Having seen how ListC works to encode a recursive type, we can define our first primitive type (rather than a type constructor like ListC or MaybeC), NatC. As usual, we’ll look at the (recursive) ADT and the Church encoding side by side:

data Nat = Zero | Succ Nat

newtype NatC = NatC {unNat :: forall r. r -> (r -> r) -> r}

This looks exactly like the ListC type signature, but missing the type that goes inside the list. Looking at the constructors for NatC:

zero :: NatC
zero = NatC $ \x f -> x

succ :: NatC -> NatC -> NatC
succ (NatC n) = NatC $ \x f -> f (n x f) 

So zero applies the function f to x zero times, succ zero applies the function f to x one time, and so on. This can be directly shown be equational reasoning similar to the example of the cons function above.

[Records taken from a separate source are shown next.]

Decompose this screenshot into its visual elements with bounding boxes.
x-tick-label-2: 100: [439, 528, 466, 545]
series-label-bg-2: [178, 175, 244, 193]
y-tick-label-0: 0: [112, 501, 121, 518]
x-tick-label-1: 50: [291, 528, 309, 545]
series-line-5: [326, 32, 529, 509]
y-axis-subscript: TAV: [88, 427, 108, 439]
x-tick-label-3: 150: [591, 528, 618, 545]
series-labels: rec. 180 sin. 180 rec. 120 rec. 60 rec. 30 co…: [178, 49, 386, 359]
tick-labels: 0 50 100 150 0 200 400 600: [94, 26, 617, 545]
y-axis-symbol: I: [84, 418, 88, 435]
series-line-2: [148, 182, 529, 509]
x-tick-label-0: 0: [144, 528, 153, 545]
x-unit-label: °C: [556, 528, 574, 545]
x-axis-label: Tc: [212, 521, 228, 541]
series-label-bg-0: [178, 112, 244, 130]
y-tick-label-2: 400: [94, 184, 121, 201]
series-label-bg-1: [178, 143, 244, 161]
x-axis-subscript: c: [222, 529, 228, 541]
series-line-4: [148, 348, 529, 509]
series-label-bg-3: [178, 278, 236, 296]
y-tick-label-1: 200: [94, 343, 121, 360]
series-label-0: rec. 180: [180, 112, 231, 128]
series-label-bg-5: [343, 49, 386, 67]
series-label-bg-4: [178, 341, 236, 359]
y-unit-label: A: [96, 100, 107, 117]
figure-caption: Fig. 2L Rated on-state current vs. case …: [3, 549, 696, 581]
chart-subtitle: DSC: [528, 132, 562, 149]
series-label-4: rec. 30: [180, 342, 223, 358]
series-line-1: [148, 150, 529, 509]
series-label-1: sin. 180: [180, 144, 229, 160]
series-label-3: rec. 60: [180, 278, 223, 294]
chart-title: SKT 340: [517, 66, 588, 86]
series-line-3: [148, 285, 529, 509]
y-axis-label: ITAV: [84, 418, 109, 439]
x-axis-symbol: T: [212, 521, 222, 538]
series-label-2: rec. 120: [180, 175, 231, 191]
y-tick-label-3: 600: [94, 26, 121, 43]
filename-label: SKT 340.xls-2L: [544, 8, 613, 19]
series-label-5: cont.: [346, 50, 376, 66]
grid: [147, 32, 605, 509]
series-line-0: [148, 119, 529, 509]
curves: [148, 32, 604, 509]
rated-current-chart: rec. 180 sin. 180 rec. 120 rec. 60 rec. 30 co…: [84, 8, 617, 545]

To define the sum of two Church numerals, use one to apply succ to the other repeatedly, as follows:

(+) :: NatC -> NatC -> NatC
(NatC n) + m = n m succ

And multiplication can be defined similarly, in terms of addition:

(*) :: NatC -> NatC -> NatC
(NatC n) * m = n zero (+m)

Which can both be used to give Nat instances of Monoid, as necessary.

One last note is the interesting parallel between ListC and NatC. Observe their types:

newtype ListC a = ListC {unList :: forall r. r -> (a -> r -> r) -> r}

newtype NatC = NatC {unNat :: forall r. r -> (r -> r) -> r}

The only difference is that ListC has a type parameter a where NatC does not. Indeed NatC can be defined in terms of ListC by stating:

newtype NatC = ListC ()

Where we can then reuse some of the machinery for ListC to define operations on NatC, using concatenation of lists for addition, fmap and concatenation for multiplication, etc. Especially challenging is the definition of tail for ListC or pred for NatC.